University of Dallas
Psychology Department
1845 East Northgate Drive
Irving, TX 75062
972-721-5106 (Braniff Graduate School)
www.udallas.edu/psychology

Contact:
Scott Churchill (bonobo@udallas.edu) - Program Director
Robert Kugelmann (kugelman@udallas.edu) - Department Chair
Braniff Graduate School (graduate@acad.udallas.edu)

Programs & Degrees Offered:
M.A. and M. Psy.  - Psychology (30 credits) with optional Clinical concentration (42 credits)

Accreditation:
SACS / CHTP

Admission Requirements:
Bachelor’s
Test:   GRE (no subject test)
Other:  Permission of Program Director and Dean of Graduate School

Cost & Program Information:
Scholarships available (Contact Institution)
Online Degree Program Available:  No
On-Campus/External/Distance Leaning: Campus
Public/Private:   Private
Year Established:  2001
Number of Faculty:  4 Full-time
Thesis:  Required (for M.A.)
Admission Deadline:  February 15 - June 15

Enrollment:
Current Enrollment:  12
Part Time/Full Time:  1 (PT) /11 (FT)
Female/Male:  10 (F) /2 (M)
Alumni (1990-2003):  5

Mission Statement:
The Master of Arts Degree in Psychology is devoted to the recovery of some of the great traditions in 20th Century psychology often lost in the shuffle of current day clinical and research-oriented programs.
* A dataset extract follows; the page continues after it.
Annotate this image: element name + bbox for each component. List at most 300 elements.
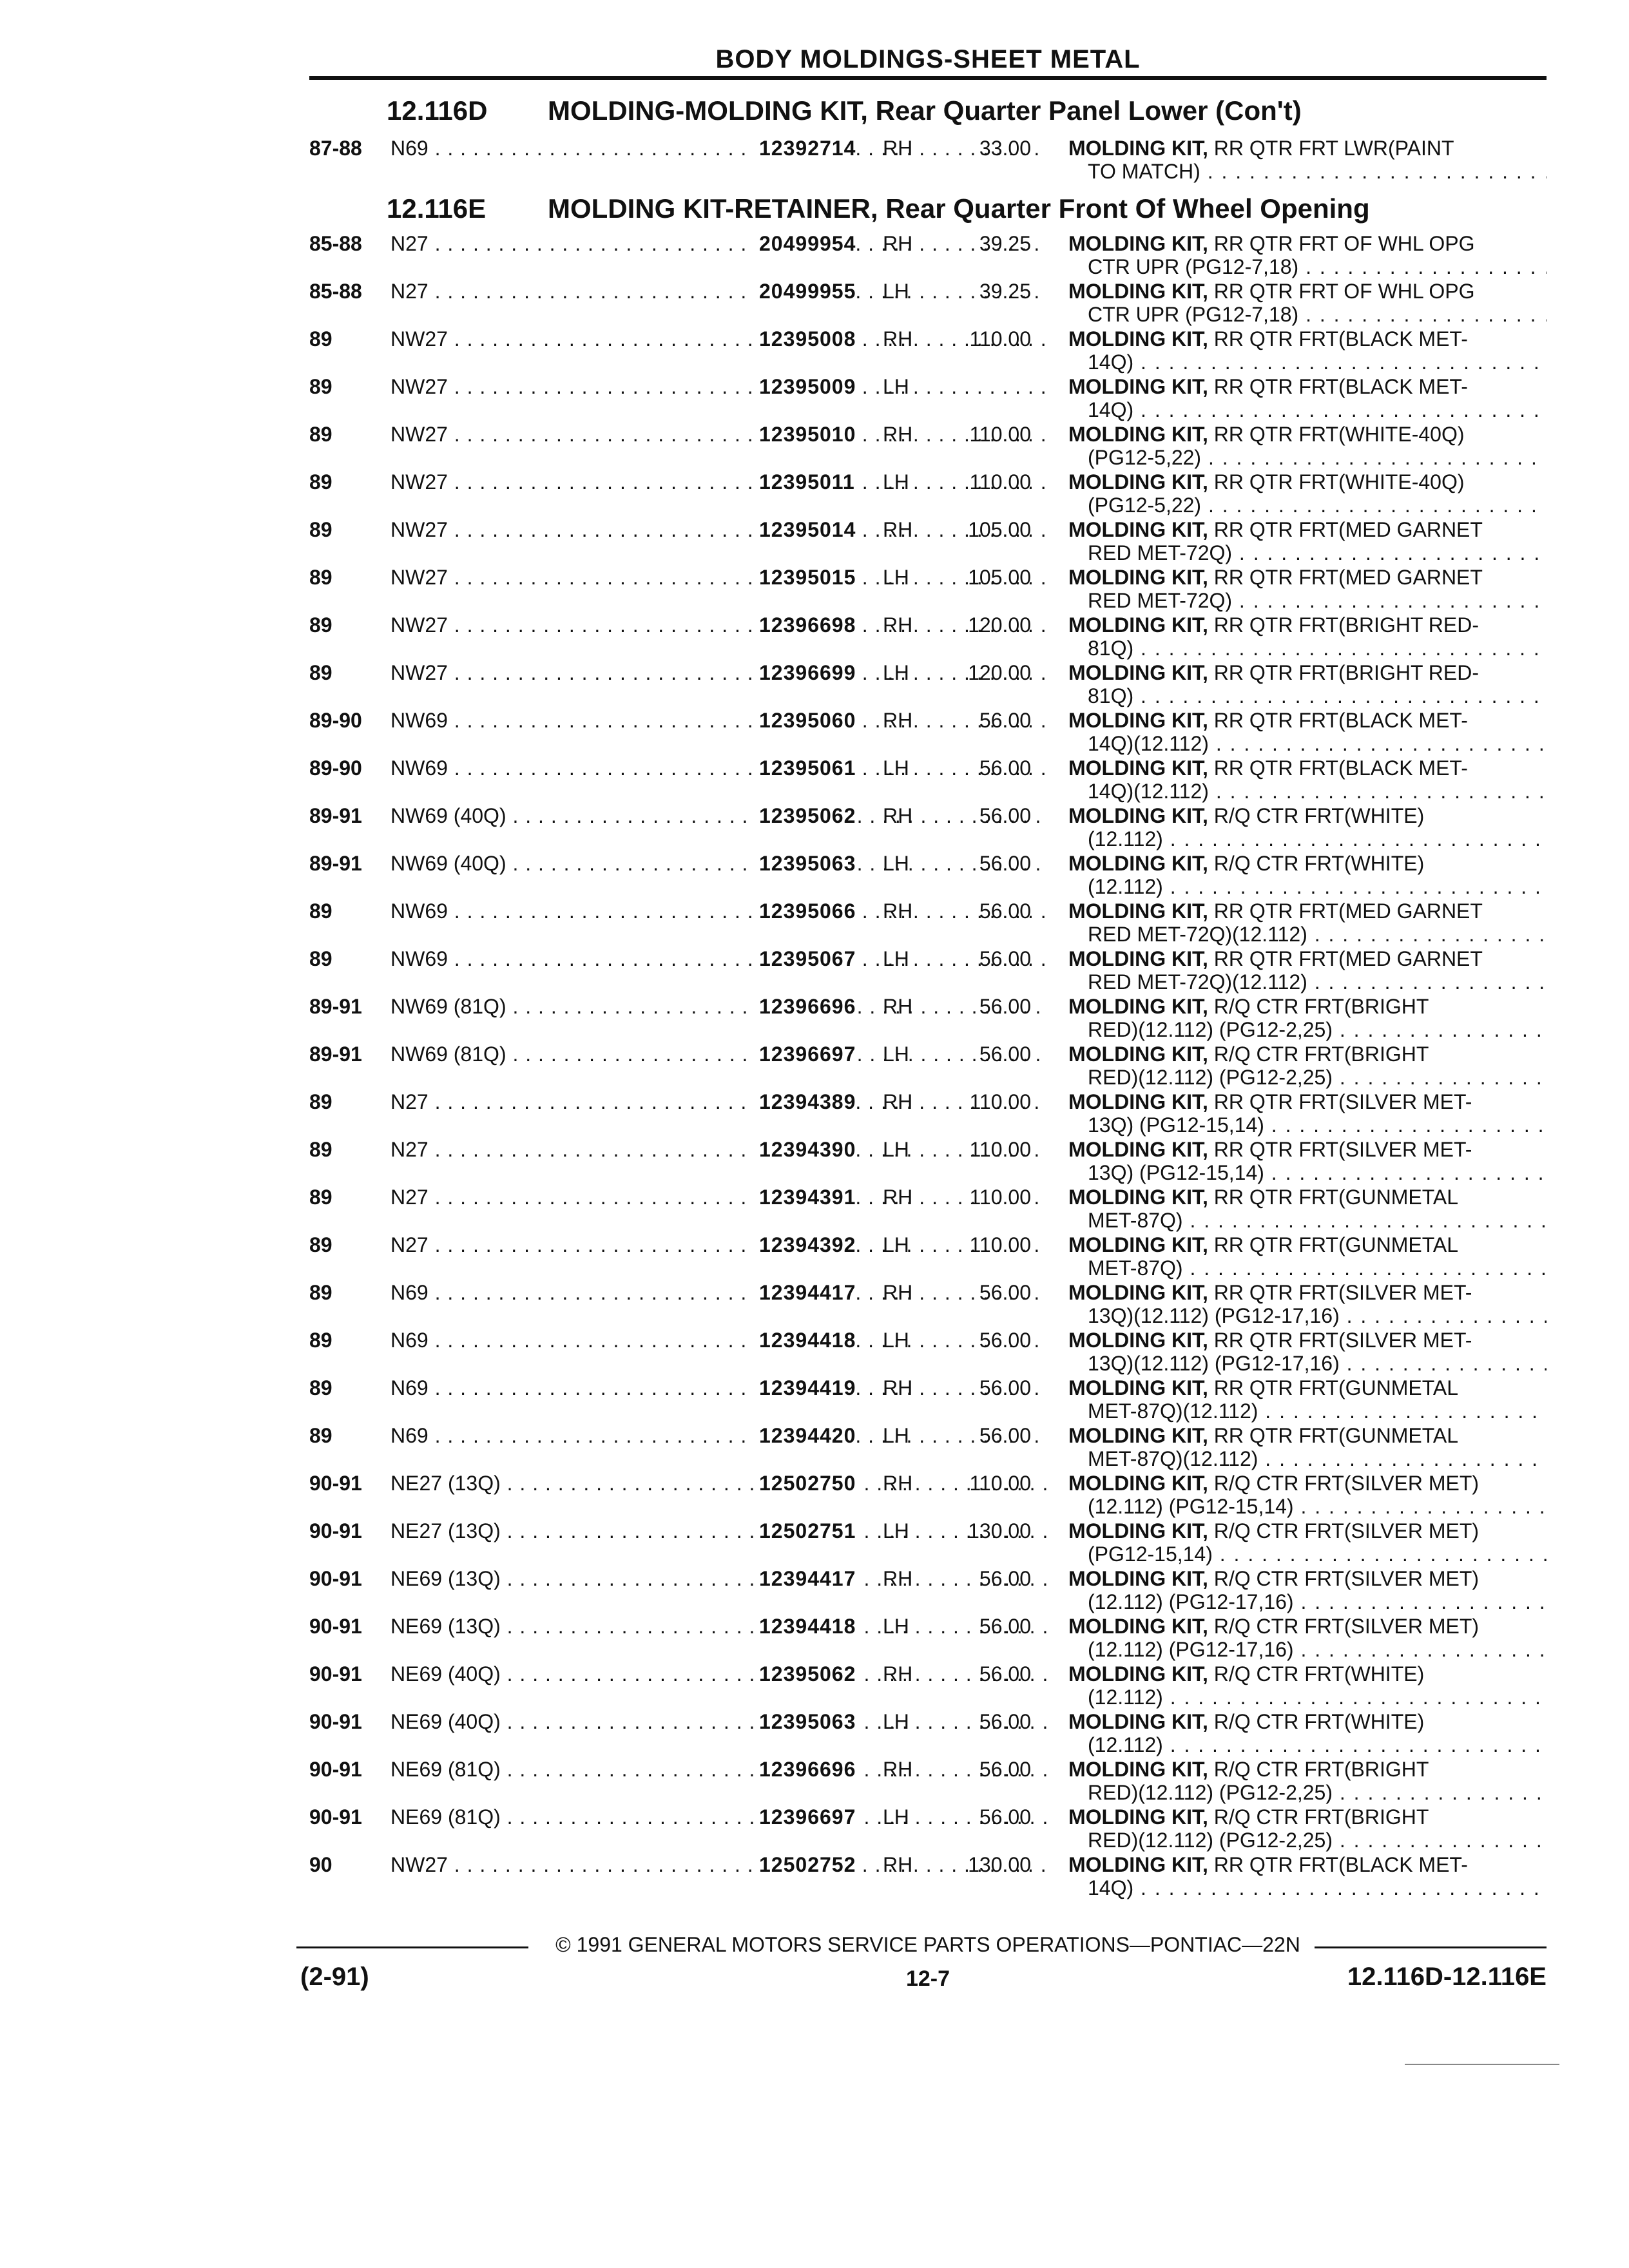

Offering our students an array of courses in personality theory, psychodiagnostics, psychotherapy and health psychology, the Master's Program in Psychology also provides incisive courses in the history of psychology, as well as special topics classes ranging from primate studies to projective techniques.  The distinguishing character of the program lies in its existential-phenomenological and historical orientation drawing upon the traditions of depth psychology, hermeneutics, humanistic psychology, and continental thinking.  Our classes are grounded in many of the seminal works of phenomenological psychology, clinical psychology, and personality theory, and our approach is one of hermeneutic retrieval with an aim to carrying forward and transforming work and ideas that are part of the living history of our discipline. Students in the program will read primary sources such as Husserl, Heidegger, Sartre, Beauvoir, Merleau-Ponty, Levinas, Freud, Jung, Adler, Rorschach, Horney, Boss, Allport and Rogers, to name but a few.